As long as the plants look healthy, I'd leave them in pots until they begin to go dormant, just be sure to fertilize them to get fat buds for next year. After dormancy plant them out and that should do it.

Normally, fall planting is best, especially for divisions, IMO. You are right though, they could be planted out now, but you may damage some of the growing roots.


----------



## cabnc (Jul 21, 2013)

Where is S. Norway ? Near Fredrikstad ??

Charlie


----------



## Eric Muehlbauer (Jul 22, 2013)

Fall planting is definitely best. One problem I have with spring planting is that what looks like a very nice spot in early spring turns out to be a bad choice when it ends up totally overgrown in summer. Planting in fall allows you to see all of the surrounding vegetation, so you can pick the best spot.


----------



## Bjorn (Jul 22, 2013)

Thanks, seems to be best to wait.
B


----------



## Linus_Cello (Jul 22, 2013)

Agreed. I think fall is best. Something you may want to do now is to prep the site (make sure there aren't tree roots, add some additional media for better drainage, etc). 

Another consideration is maybe getting something to help protect the plants. Maybe a cage to help protect shoots next year, and/or to help provide leaf mulch coverage.


----------



## Dido (Jul 23, 2013)

I would go for fall, or you plant them in containers and keep them in the sahde for the first winter. 
If you have a place where you think it is ok start with reginae, they will sell very cehap here this fast grown NL plants.

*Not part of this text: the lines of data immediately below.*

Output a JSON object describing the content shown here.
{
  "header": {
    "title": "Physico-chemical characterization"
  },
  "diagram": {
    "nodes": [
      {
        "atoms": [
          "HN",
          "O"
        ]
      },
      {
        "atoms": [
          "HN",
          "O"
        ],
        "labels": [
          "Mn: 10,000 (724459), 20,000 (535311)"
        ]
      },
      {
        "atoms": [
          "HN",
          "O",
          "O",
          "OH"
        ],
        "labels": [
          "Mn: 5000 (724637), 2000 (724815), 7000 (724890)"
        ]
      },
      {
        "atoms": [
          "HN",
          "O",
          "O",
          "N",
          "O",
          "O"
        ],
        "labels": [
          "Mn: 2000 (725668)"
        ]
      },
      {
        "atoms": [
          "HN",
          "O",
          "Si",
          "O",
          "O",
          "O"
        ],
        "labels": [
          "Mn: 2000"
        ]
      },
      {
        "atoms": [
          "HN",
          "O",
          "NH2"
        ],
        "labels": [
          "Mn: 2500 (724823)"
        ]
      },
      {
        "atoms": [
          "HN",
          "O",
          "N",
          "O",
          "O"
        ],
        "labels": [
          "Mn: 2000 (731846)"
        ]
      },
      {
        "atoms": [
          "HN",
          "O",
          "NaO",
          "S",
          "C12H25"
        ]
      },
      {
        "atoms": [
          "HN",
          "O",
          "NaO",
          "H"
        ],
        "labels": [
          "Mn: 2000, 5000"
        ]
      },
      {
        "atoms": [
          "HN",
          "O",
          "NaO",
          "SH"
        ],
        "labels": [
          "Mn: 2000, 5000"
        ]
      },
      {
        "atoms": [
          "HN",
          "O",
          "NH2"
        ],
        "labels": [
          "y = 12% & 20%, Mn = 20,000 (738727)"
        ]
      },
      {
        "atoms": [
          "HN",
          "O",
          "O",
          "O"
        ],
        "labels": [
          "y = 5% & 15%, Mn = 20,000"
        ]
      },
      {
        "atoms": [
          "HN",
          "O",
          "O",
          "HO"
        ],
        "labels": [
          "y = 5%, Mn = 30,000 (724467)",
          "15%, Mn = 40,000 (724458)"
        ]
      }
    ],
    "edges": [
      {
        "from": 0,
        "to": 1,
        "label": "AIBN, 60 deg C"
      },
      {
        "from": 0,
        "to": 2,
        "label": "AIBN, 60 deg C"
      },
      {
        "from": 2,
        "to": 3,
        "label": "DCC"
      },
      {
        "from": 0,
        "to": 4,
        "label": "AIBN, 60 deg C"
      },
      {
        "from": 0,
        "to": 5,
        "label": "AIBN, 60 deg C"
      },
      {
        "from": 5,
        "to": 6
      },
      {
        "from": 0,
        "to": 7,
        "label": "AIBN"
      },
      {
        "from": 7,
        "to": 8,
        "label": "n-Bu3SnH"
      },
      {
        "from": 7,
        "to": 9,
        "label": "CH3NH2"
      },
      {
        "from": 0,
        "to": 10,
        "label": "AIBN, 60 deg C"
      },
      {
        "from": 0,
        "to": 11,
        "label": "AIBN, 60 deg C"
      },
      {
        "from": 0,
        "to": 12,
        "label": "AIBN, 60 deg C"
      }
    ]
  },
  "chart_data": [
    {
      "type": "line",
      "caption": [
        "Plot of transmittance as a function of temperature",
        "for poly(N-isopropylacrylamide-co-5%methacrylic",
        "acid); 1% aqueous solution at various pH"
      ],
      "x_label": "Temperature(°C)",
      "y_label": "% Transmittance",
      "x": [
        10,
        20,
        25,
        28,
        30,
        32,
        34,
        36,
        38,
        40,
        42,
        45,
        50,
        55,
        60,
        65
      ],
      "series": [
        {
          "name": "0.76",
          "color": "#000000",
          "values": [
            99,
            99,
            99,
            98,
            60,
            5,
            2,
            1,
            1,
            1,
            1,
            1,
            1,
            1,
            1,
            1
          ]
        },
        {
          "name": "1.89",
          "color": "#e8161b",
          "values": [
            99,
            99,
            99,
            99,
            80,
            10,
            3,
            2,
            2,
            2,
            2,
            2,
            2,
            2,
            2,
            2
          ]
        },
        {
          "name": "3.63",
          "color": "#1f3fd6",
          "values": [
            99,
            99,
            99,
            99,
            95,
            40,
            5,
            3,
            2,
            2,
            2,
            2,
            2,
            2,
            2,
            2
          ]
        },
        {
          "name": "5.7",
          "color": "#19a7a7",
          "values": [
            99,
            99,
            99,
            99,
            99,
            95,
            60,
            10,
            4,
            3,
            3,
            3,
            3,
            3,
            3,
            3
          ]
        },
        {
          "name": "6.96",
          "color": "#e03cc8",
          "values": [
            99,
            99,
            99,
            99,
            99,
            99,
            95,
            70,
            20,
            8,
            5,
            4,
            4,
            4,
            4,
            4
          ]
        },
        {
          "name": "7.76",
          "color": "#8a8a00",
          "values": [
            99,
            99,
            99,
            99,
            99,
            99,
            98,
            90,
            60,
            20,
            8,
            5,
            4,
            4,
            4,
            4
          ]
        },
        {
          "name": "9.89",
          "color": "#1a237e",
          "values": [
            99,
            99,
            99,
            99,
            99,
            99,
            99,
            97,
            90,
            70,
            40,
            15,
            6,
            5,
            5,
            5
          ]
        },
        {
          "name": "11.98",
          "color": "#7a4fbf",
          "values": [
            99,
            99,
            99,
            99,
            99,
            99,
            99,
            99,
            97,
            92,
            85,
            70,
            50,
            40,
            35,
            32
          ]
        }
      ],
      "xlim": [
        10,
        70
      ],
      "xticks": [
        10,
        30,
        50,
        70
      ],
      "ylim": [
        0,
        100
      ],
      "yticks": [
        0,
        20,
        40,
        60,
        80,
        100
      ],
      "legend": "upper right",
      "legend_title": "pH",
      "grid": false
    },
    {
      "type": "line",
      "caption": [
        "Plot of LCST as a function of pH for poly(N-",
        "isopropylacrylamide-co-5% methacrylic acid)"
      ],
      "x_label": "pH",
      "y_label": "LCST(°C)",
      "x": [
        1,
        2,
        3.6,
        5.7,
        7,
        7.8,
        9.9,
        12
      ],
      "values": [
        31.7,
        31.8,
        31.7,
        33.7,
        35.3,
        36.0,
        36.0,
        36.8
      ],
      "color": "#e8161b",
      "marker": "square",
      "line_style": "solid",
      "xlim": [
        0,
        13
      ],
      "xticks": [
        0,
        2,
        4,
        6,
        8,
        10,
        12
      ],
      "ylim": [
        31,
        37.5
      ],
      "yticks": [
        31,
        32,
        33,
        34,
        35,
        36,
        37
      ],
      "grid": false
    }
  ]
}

If you like I can give you a address, when you order more you will get a discount and he can clear papers for you. PM if you want to know more. 

Regards Christoph


----------



## Bjorn (Jul 23, 2013)

Thanks Christoph, I collected a dozen or so when I recently was in Germany. Potted of course. So now they are in my garden waiting to be planted. I have a spot in my garden dedicated to Cyps which means that the soil is improved and the plot gets covered with plastic and mulch in case of extremely wet conditions. Cold hardy does not mean that they like being inside a block of ice! I learnt this the hard way. Believe I have got the grip on it now though. But it is a good idea to prepare the soil well, mine is too loamy so I have to add plenty of perlite in order to "air " it up. Mulching is another good idea.


----------